The aim of Dr. Chow’s laboratory is to advance our understanding of how hormone and neuronal secretion is controlled in normal and pathological states. In the last decade, neuroscience has benefited tremendously from the molecular biology revolution. Dozens of synaptic proteins have been cloned. One of the most exciting goals today is to figure out how these proteins orchestrate the complex life cycle of the secretory vesicle. It is of particular interest to understand how calcium is involved. Katz and colleagues showed that calcium triggers fast exocytosis. More recently it has become clear that calcium may play other important roles that precede exocytosis, perhaps facilitating translocation, docking and priming of vesicles.

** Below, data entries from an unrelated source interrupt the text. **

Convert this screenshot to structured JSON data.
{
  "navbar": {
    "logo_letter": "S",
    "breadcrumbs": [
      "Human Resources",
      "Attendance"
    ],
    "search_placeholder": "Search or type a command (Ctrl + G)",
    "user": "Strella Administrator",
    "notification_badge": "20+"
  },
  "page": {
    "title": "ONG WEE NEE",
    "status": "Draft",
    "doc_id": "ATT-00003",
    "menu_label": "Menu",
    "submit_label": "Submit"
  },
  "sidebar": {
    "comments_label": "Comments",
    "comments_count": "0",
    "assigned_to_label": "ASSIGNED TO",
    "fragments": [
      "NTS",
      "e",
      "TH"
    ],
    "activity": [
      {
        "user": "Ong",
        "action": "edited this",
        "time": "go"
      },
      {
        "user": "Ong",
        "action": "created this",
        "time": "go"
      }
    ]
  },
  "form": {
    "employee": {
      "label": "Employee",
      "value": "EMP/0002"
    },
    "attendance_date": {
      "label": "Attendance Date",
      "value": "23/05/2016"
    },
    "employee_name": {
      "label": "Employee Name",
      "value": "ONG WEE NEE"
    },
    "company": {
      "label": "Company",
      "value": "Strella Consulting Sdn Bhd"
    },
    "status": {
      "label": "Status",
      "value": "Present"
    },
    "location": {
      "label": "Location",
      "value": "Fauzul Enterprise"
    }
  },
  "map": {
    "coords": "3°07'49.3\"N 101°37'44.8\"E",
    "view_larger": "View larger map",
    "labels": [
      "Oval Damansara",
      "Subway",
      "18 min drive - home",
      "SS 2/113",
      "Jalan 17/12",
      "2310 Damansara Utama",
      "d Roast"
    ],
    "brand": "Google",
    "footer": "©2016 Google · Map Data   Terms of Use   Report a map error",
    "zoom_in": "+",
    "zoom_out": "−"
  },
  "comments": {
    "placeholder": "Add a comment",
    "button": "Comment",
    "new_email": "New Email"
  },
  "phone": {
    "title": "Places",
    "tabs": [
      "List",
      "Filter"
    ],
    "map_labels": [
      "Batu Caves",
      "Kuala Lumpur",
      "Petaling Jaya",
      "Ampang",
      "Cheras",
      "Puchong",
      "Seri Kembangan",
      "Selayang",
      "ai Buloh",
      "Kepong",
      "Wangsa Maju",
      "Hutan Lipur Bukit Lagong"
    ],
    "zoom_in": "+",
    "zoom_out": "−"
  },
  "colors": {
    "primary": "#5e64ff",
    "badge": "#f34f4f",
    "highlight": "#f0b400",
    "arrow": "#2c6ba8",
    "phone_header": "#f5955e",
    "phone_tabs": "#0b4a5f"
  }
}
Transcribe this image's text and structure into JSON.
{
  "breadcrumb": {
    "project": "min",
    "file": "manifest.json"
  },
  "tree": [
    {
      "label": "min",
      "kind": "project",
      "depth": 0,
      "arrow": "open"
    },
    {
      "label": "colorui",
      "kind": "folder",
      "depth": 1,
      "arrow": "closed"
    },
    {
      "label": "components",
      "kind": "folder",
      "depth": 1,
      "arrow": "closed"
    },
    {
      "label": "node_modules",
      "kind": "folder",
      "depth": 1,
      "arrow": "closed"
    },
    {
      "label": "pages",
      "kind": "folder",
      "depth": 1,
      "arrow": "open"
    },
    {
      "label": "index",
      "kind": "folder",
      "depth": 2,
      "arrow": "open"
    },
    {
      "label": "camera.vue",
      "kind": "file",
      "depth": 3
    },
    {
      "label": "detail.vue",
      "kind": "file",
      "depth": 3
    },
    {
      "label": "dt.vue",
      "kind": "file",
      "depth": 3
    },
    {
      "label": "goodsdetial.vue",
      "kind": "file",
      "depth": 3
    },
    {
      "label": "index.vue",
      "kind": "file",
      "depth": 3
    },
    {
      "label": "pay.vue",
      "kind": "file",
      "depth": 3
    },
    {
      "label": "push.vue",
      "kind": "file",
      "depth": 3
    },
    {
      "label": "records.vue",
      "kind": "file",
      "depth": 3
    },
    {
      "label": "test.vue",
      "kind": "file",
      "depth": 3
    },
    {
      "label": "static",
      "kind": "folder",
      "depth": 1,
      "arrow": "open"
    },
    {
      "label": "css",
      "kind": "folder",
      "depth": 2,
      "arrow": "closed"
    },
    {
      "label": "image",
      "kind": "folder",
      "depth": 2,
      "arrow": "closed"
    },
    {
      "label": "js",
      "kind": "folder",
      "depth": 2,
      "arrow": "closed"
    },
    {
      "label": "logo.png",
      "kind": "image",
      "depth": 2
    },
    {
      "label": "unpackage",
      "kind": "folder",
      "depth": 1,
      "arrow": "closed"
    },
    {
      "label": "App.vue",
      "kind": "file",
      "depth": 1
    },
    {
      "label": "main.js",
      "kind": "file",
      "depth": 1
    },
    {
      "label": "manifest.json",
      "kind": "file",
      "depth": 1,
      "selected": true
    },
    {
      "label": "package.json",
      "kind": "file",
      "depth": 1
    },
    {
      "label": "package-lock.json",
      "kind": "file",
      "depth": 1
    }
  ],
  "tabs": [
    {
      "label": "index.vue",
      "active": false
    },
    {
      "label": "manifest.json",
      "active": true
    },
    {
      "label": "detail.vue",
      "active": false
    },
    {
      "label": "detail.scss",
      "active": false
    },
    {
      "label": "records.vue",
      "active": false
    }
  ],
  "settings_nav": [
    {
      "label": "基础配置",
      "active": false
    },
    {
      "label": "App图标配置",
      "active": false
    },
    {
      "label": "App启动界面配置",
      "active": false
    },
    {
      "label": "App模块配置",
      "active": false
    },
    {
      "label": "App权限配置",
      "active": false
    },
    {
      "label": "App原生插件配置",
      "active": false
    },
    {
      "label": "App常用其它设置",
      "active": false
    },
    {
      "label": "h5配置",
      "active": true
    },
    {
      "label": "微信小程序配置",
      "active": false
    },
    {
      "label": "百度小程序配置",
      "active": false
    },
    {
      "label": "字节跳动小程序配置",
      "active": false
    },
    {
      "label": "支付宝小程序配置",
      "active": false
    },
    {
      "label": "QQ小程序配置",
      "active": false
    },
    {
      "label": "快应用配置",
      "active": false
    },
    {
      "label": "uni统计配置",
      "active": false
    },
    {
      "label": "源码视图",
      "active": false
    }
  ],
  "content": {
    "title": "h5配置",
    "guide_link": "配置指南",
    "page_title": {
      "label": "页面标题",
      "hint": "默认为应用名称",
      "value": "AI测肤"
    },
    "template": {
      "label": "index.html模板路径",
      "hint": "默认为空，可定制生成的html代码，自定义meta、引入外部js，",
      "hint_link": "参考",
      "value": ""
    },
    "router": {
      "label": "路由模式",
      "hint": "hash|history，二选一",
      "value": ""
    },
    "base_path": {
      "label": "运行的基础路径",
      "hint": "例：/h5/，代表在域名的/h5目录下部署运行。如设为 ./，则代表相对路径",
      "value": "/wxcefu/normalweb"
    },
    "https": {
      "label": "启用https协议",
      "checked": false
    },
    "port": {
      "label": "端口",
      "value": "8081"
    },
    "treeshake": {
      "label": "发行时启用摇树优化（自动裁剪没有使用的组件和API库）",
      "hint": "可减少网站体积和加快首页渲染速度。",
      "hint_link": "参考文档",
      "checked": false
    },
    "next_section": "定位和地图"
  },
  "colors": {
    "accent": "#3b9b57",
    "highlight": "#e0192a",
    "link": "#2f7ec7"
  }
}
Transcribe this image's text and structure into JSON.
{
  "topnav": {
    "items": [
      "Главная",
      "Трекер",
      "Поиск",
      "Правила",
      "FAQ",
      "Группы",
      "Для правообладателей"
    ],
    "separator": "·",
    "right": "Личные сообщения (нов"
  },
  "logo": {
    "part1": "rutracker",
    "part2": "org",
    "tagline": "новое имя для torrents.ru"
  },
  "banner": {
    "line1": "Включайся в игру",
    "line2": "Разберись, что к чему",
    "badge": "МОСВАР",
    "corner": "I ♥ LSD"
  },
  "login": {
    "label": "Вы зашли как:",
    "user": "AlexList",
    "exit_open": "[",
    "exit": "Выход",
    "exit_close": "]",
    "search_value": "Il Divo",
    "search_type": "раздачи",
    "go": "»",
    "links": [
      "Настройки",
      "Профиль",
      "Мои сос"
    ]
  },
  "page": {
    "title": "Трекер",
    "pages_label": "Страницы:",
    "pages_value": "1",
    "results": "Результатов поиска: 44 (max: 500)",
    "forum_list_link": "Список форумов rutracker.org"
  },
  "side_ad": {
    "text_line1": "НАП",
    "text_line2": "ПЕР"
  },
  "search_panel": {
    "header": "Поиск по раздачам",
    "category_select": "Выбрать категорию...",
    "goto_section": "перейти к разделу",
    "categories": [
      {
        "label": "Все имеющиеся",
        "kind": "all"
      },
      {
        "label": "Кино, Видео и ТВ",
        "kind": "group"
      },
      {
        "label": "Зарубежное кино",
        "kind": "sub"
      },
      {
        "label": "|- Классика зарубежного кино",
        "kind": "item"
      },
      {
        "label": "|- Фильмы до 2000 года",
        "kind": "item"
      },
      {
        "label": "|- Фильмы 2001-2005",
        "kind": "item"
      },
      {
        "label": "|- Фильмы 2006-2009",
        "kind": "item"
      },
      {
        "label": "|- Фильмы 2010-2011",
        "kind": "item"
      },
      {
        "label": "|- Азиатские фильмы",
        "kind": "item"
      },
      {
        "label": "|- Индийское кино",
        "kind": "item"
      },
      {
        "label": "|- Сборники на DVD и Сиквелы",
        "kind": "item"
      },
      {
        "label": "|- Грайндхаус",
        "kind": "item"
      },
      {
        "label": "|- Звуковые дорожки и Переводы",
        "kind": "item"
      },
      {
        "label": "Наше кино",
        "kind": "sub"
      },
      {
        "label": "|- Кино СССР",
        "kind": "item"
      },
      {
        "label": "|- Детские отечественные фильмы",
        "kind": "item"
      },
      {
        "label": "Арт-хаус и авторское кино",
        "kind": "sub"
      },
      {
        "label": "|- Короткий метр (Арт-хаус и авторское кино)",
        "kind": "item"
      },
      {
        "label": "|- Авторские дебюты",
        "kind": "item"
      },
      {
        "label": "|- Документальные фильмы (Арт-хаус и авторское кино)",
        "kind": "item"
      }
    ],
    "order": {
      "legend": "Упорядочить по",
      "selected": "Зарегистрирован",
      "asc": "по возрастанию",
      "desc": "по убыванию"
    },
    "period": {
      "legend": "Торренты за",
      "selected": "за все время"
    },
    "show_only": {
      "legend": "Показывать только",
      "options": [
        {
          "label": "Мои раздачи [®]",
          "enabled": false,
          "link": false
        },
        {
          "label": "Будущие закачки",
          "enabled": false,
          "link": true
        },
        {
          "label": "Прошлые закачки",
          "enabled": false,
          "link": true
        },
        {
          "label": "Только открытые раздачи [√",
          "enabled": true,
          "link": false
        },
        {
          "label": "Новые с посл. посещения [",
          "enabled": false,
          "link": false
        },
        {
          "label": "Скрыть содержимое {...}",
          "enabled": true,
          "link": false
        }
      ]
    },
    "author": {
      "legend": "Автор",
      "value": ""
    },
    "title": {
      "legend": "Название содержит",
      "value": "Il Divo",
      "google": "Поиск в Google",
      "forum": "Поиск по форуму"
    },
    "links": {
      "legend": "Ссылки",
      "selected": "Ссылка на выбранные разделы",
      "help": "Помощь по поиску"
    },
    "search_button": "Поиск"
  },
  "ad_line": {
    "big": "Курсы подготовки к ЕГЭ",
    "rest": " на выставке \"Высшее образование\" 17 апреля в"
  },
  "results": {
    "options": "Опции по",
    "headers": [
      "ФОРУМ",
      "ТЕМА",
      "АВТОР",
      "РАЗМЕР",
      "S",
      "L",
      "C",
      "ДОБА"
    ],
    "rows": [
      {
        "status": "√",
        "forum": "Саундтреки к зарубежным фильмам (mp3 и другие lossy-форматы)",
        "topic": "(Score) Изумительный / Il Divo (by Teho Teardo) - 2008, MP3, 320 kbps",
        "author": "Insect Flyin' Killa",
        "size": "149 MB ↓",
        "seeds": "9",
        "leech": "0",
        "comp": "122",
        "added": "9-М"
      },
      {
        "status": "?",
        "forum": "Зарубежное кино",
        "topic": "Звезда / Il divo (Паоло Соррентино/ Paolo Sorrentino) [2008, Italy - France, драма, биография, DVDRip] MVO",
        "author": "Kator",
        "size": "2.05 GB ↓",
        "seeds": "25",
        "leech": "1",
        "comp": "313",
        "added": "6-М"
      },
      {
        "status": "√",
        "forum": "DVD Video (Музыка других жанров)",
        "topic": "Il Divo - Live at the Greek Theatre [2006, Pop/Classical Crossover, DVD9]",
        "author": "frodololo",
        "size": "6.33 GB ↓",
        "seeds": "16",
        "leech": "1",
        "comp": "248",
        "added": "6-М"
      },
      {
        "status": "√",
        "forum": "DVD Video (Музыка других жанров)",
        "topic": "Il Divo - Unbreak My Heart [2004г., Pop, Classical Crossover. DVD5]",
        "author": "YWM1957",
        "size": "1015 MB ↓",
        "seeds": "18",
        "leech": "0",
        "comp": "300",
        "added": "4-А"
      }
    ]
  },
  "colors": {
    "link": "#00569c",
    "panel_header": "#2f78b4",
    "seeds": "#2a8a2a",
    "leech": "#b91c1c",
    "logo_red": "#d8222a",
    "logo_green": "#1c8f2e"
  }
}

One preparation Dr. Chow’s lab works with is adrenal chromaffin cells. These neuroendocrine cells, like neurons, fire action potentials, exhibit fast calcium-dependent exocytosis, and express synaptic proteins or closely related proteins. They have the advantages of being easy to prepare, and their secretory vesicles are larger than synaptic vesicles and can therefore be visualized more readily. We use viral vectors to express the protein of interest in native or mutated form, and we then study the effects on secretion. The high-resolution methods we use to monitor exocytosis include membrane capacitance measurements, carbon-fiber amperometry, and total internal reflection fluorescence microscopy (also called evanescent-wave microscopy).

Another related area of interest of the laboratory is the cellular mechanism of abnormal secretion and cell death in diabetes mellitus. In collaboration with Prof. Richard Bergman, the Lab is studying insulin secretion from healthy and diseased pancreatic beta cells. The aim is to understand the nature of derangements in beta cell function early in disease, which may permit design of therapeutic interventions early in the development of type I and II diabetes.